Commodity Market Report
North America gas short-term outlook March 2020: Henry Hub reaches a 25-year low
Report summary
We’re in uncharted waters here. Henry Hub has reached a 25-year low as the market has shifted focus from associated gas declines resulting from the oil price collapse to the magnitude and duration of demand loss expected from the coronavirus pandemic. One hopes for optimism. Distinctive front and back markets are developing. The first, bearish after a mild winter with over 2 tcf in storage and expected steep declines in Q2 2020 economic activity, will allow an entrance to the 2020/2021 winter with ample supplies. The back market, though, looks to be a perfect storm of bullishness: structural production declines juxtaposed with a rebound of economic activity. For even a modest storage refill, Henry Hub will need to roar above $2.50 to incentivize dry gas production. First things first, though. The front market will need to resolve before we chart a course through the more distant future.
Table of contents
- Henry Hub gas prices are at 25-year record lows as the market focus on associated gas declines due to the oil price collapse has shifted to the magnitude and duration of demand loss expected from the coronavirus pandemic. We are in uncharted territory, with assumptions constantly being revised. Although a high degree of uncertainty exists, we stay optimistic and expect structural associated gas declines to have a greater impact longer-term, while the demand losses hopefully should be more temporary.
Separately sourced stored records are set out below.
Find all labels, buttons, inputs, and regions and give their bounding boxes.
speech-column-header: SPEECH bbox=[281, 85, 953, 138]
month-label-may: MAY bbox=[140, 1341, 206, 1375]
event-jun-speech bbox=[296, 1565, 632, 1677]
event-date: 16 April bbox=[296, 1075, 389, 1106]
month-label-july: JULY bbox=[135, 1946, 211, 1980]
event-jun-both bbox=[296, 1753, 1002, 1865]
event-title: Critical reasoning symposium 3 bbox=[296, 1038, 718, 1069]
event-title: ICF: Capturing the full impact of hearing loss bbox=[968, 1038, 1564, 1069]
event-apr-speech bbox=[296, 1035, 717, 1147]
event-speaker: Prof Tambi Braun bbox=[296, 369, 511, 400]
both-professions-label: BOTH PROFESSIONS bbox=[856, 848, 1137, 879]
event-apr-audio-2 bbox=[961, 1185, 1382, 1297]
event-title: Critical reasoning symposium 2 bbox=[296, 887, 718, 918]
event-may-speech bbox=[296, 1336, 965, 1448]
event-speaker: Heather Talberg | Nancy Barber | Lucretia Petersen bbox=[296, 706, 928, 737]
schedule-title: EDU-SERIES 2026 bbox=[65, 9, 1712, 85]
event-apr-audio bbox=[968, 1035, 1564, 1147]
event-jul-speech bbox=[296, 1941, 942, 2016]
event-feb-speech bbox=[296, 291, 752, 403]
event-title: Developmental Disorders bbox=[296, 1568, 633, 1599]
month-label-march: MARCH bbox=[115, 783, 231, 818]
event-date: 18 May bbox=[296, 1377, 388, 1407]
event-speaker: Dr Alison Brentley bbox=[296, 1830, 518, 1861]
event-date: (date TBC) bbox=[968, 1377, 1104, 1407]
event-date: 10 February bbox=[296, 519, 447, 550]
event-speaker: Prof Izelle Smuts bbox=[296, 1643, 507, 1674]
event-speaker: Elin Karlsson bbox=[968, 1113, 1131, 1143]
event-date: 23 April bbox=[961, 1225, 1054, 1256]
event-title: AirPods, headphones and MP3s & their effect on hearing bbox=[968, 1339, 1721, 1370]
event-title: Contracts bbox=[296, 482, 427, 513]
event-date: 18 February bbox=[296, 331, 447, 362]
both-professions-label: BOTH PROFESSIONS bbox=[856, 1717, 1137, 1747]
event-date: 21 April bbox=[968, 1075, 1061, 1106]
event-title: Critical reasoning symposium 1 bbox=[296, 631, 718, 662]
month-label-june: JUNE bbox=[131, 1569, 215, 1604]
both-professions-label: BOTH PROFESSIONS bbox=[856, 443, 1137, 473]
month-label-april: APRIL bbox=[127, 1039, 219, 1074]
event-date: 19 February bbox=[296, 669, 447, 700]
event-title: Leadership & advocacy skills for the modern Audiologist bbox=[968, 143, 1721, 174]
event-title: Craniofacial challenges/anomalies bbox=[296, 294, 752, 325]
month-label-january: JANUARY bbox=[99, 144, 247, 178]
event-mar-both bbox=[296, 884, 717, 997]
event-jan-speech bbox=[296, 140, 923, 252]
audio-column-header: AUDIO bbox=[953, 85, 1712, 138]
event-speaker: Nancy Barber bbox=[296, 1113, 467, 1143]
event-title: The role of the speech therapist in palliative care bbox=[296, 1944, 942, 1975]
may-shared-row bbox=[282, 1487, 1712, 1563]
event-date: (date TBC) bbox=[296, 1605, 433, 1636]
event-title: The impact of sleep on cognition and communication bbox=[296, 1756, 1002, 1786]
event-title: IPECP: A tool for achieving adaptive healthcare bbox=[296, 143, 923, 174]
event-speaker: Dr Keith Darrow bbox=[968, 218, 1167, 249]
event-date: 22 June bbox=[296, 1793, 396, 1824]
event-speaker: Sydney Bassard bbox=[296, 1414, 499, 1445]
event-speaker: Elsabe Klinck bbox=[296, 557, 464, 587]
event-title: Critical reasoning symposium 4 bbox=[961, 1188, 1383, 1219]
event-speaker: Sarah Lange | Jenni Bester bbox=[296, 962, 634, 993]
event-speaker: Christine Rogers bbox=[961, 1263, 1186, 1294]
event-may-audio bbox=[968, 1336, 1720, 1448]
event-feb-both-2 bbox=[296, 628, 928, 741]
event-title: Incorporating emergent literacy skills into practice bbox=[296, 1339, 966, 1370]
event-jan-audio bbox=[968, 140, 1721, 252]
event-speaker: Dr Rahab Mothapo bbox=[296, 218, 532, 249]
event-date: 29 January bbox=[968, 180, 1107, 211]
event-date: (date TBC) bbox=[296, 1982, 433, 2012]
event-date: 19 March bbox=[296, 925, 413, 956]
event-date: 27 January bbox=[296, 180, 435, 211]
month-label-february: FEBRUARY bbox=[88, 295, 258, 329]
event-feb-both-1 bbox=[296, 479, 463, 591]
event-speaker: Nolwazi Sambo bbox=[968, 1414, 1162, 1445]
- Based on such, a distinctive market of front and back is developing. The front market remains bearish coming out of winter with over 2 tcf in storage. Expected steep declines in Q2 2020 economic activity allows October 2020 storage to enter next winter with ample supplies and a touch higher than the five-year average near 3.8 tcf. However, the back market is expected to have structural production declines steepening juxtaposed with a rebound of economic activity. In order for October 2021 storage to refill even to a low 3 tcf, Henry Hub will need to roar above $2.50 to incentivize a return of dry gas drilling in the Northeast and Haynesville. But first and foremost, we need to resolve the front market before narrowing the uncertainty on the back market.
- There are risks of infrastructure delays due to reduced workforce; however, Waha basis has significantly tightened due to lower associated gas production.